Pediatric hospice has to be very difficult emotionally for clinicians, particularly, when they’re also operating under the strain of a pandemic. How can organizations support those staff to help promote resiliency?

When I started out doing a program, my emphasis was on trying to get more nurses who were comfortable with caring for pediatrics. I want the nurses, if they’re feeling overwhelmed, to be able to give the case to their colleague for a week or two while they reset.

There’s no wonderful answer. I think every time we care for a child and that child dies, a little piece of you goes with them. That’s entirely normal. It takes us all a little while to heal. As I say to the staff, this is a terrible situation for the family, our being involved might make it a tiny bit less terrible. So we support each other. 
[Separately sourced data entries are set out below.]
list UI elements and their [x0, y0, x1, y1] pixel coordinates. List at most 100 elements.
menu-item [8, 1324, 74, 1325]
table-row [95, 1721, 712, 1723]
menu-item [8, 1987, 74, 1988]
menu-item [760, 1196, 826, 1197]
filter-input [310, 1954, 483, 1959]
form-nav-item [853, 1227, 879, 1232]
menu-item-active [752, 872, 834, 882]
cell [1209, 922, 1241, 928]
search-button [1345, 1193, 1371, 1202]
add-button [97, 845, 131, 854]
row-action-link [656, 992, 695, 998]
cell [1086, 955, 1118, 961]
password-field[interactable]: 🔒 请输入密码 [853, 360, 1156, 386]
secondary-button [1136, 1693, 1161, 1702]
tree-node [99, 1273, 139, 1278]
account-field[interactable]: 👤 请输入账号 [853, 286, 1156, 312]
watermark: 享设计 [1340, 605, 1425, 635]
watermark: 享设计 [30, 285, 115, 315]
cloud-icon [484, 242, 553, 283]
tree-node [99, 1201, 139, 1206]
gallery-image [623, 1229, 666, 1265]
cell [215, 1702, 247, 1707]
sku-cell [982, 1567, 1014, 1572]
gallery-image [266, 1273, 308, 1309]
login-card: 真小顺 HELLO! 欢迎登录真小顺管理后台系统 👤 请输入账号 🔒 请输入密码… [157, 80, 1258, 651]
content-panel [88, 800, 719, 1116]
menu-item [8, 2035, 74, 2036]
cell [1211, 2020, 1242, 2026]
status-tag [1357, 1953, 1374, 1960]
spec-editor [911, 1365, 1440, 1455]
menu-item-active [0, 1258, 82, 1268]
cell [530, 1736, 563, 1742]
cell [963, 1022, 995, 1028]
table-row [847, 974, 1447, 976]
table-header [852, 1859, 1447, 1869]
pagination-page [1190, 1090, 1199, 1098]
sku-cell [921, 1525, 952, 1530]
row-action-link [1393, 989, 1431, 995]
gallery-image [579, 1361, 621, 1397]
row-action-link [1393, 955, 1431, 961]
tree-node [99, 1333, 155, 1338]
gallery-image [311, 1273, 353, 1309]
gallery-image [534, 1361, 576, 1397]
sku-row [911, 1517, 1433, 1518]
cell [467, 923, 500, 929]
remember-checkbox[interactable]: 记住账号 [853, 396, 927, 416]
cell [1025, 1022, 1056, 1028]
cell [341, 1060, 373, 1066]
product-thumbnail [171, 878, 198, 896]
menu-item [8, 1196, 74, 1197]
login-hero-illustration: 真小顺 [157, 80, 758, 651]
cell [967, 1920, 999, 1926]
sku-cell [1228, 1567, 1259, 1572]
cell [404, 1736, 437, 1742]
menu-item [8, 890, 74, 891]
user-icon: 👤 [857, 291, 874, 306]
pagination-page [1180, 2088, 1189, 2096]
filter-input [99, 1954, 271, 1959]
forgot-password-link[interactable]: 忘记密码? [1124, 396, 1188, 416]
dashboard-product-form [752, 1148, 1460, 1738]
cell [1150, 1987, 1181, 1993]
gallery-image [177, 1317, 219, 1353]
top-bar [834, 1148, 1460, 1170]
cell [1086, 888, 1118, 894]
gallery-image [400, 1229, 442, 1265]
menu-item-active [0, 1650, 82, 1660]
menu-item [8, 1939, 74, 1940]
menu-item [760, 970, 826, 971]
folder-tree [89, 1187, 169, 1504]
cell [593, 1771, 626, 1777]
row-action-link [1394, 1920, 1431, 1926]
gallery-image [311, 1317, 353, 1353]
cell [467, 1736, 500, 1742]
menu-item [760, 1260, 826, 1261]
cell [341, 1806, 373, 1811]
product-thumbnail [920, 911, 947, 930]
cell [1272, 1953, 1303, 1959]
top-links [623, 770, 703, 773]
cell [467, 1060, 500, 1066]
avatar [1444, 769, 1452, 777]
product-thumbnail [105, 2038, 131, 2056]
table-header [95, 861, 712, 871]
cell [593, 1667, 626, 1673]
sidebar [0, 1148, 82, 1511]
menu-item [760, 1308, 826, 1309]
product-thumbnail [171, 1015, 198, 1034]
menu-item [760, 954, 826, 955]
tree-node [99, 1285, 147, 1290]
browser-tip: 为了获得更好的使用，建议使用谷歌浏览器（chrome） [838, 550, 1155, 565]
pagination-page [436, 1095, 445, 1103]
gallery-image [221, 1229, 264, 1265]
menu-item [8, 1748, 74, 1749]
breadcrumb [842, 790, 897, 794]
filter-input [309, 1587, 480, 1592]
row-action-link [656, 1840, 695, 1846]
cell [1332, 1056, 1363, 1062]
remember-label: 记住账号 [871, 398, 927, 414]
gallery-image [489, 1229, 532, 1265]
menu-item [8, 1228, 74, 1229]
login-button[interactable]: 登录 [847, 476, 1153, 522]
There is a relatively small group within the company who care for the pediatric cases. It’s really just a question of reaching out to each other looking out for each other. I keep an eye on how many visits the patient is needing and who is doing those visits. Sometimes emotions run high, and we’ve all got our own baggage. I had one nurse who had actually lost her own daughter who tried to help with a pediatric case and it was much too much. There’ll be some difficult moments for sure, created by everybody trying to do the right thing.

I’ve matured with the program. I’ve got better at seeing signs of burnout or signs of emotional stress in my nurses and knowing when to stop and stay we’ve got to give you a break.